The amount of available protein sequences is rapidly increasing, mainly as a consequence of the development and application of high throughput sequencing technologies in the life sciences. It is a key question in the life sciences to identify the functions of proteins, and furthermore to identify the phenotypes that may be associated with a loss (or gain) of function in these proteins. Protein functions are generally determined experimentally, and it is clear that experimental determination of protein functions will not scale to the current -- and rapidly increasing -- amount of available protein sequences (over 300 million). Furthermore, identifying phenotypes resulting from loss of function is even more challenging as the phenotype is modified by whole organism interactions and environmental variables. It is clear that accurate computational prediction of protein functions and loss of function phenotypes would be of significant value both to academic research and to the biotechnology industry.
We developed and expanded novel methods for representation learning, predicting protein functions and their loss of function phenotypes. We use deep neural network algorithm and combine them with symbolic inference into neural-symbolic algorithms. Our work significantly improves previously developed methods for predicting protein functions through methodological advances in machine learning, incorporation of broader data types that may be predictive of functions, and improved systems for neural-symbolic integration.
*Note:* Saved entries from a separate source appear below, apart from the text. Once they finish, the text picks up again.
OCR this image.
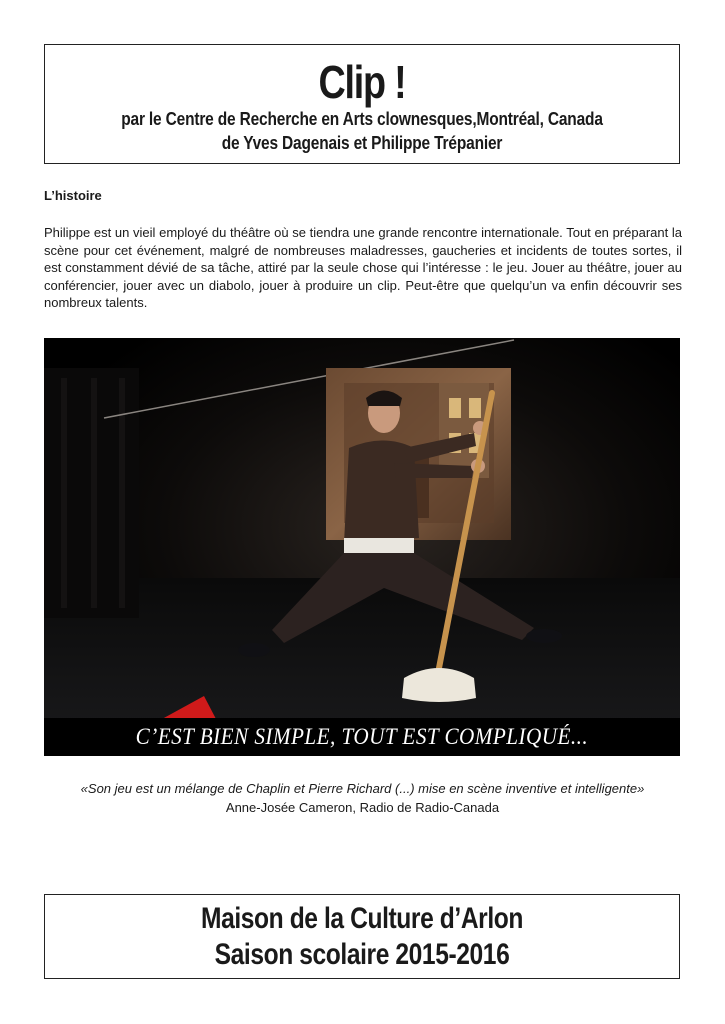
Clip !
par le Centre de Recherche en Arts clownesques,Montréal, Canada
de Yves Dagenais et Philippe Trépanier
L’histoire
Philippe est un vieil employé du théâtre où se tiendra une grande rencontre internationale. Tout en préparant la scène pour cet événement, malgré de nombreuses maladresses, gaucheries et incidents de toutes sortes, il est constamment dévié de sa tâche, attiré par la seule chose qui l’intéresse : le jeu. Jouer au théâtre, jouer au conférencier, jouer avec un diabolo, jouer à produire un clip. Peut-être que quelqu’un va enfin découvrir ses nombreux talents.
C’EST BIEN SIMPLE, TOUT EST COMPLIQUÉ...
«Son jeu est un mélange de Chaplin et Pierre Richard (...) mise en scène inventive et intelligente»
Anne-Josée Cameron, Radio de Radio-Canada
Maison de la Culture d’Arlon
Saison scolaire 2015-2016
The methods we developed are generic and can be applied to other domains in which similar types of structured and unstructured information exist.
In future, our methods can be applied to prediction of protein function for metagenomic samples in order to evaluate the potential for discovery of novel proteins of industrial value. Also our methods can be applied to the prediction of loss of function phenotypes in human genetics and incorporate the results in a variant prioritization tool that can be applied to diagnose patients with Mendelian disorders.
Maxat Kulmanov is a PhD candidate in Computer Science at Computational Bioscience Research Center under supervision of prof. Robert Hoehndorf. He obtained his bachelor and master degrees in Information Systems from Kazakh-British Technical University in 2010. Then, he worked as a software developer and a lecturer for several years. He joined KAUST PhD program in 2015.
His research interests are bioinformatics, knowledge representation and reasoning, machine learning, neural networks, semantic web and algorithms.